What are Sirtuins and how does NAD+ affect longevity through Sirtuins?
NAD+ plays a crucial role in sirtuin-mediated longevity. Sirtuins are a family of proteins that are involved in various cellular processes, including the above two processes as well as metabolism, and response to stress. They are dependent on the presence of NAD+ for their activity.
Sirtuins work by removing acetyl groups from proteins in a process called deacetylation. The addition and removal of acetyl groups can influence how proteins work. By removing the acetyl groups through deacetylation, proteins can be “reset” or have their activities adjusted, thereby contributing to overall cellular health, and potentially influencing the aging process. The activity of sirtuins is directly linked to the NAD+ levels in the cell. When NAD+ levels are high, sirtuins can efficiently carry out their deacetylation functions.
The interaction between NAD+ and sirtuins is particularly relevant to aging because NAD+ levels tend to decline with age.
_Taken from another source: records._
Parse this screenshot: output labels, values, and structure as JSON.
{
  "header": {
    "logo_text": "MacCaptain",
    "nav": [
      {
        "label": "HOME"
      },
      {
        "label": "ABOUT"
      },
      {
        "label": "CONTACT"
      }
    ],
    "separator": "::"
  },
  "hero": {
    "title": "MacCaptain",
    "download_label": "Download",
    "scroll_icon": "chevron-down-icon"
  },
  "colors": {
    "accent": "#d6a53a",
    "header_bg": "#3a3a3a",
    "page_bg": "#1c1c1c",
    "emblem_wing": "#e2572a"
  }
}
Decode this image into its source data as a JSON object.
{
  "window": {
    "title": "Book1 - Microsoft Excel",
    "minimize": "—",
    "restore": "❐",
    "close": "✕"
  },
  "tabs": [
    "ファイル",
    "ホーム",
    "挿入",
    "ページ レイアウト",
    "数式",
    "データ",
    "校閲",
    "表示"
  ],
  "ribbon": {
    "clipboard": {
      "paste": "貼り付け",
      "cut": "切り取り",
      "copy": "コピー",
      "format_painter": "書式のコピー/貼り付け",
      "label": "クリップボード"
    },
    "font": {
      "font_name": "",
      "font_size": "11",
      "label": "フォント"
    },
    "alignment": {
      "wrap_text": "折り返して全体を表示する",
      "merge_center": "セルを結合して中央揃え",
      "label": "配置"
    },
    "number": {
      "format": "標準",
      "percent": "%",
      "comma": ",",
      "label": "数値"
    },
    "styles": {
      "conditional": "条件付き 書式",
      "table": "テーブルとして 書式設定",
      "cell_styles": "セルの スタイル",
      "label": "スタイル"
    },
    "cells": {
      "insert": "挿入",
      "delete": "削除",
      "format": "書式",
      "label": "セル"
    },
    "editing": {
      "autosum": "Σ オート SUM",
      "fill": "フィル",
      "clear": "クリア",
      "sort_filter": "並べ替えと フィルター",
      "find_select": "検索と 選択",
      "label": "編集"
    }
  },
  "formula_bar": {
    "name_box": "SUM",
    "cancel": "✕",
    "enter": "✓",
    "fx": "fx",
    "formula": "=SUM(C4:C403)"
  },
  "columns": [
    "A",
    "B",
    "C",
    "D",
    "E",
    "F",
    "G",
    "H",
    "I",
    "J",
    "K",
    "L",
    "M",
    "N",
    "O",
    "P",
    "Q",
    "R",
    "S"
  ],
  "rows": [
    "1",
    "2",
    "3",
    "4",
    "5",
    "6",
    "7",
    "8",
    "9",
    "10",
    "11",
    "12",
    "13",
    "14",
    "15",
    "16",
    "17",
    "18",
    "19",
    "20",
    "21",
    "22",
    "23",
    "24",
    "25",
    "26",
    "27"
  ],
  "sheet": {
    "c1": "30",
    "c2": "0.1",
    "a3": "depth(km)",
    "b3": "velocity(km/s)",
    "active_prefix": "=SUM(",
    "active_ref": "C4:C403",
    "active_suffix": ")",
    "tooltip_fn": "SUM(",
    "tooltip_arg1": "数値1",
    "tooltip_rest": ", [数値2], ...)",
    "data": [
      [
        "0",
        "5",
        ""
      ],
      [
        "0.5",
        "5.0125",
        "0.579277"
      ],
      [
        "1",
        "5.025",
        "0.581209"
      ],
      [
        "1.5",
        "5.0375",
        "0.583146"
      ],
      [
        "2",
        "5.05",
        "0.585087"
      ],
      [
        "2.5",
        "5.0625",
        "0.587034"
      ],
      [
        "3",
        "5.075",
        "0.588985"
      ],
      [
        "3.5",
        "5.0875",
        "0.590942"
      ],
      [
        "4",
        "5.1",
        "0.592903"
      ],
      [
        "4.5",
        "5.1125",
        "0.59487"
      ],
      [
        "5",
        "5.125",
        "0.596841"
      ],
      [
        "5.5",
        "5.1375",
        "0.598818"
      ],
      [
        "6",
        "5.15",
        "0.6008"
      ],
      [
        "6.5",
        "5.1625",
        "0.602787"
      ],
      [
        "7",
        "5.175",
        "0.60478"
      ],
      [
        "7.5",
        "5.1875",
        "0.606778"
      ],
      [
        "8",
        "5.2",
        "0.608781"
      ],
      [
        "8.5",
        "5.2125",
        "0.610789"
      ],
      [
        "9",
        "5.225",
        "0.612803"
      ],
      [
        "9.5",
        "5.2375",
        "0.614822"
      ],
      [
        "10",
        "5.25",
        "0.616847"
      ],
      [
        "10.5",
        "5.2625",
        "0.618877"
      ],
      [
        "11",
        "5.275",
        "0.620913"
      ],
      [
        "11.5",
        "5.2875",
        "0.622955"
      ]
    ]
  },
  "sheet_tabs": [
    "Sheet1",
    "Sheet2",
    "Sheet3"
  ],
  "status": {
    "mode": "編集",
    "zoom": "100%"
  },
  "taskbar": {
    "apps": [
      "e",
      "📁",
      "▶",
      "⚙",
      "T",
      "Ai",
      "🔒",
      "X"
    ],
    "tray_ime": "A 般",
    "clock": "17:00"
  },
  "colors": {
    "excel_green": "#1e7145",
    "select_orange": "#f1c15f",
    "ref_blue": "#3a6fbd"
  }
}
This decline in NAD+ can impair sirtuin function, leading to compromised cellular processes and increased susceptibility to age-related diseases.
How can you boost your NAD+ levels?
Supplementation with NAD precursors, such as nicotinamide riboside (NR) and nicotinamide mononucleotide (NMN), has gained attention in recent years for their potential health benefits. These precursors can be converted into NAD+ in the body and are being studied for their possible roles in improving cellular function, metabolic health, and aging-related processes.
By supplementing with NR or NMN, it is believed that NAD+ levels can be increased, potentially enhancing sirtuin activity and supporting cellular processes associated with healthy aging.
It’s important to note that while studies in animal models have shown promising effects of NR and NMN on various aspects of aging and health, the translation to humans is still being investigated. Human clinical trials are ongoing to further understand the potential benefits and safety of these NAD+ precursors.
Although researchers differ in what they believe is the ideal dose for NMN, the consensus is 250-500 mg for 35 years old or younger and 500 mg – 1000 mg for adults over 35 years old. Similarly, for NR, the recommended dose is 300 mg for younger adults and up to 1000 mg for the over 35-year-olds. It is recommended to take the entire dose in the morning, an hour before food intake, as food decreases absorption.
Both NR and NMN are relatively well tolerated, but may have minor side effects, which are usually temporary. These include nausea, upset stomach, fatigue, headaches, insomnia, and flushing.
As with any supplement or intervention, it is advisable to consult with a healthcare professional before considering NR or NMN supplementation, as individual circumstances and health conditions can vary.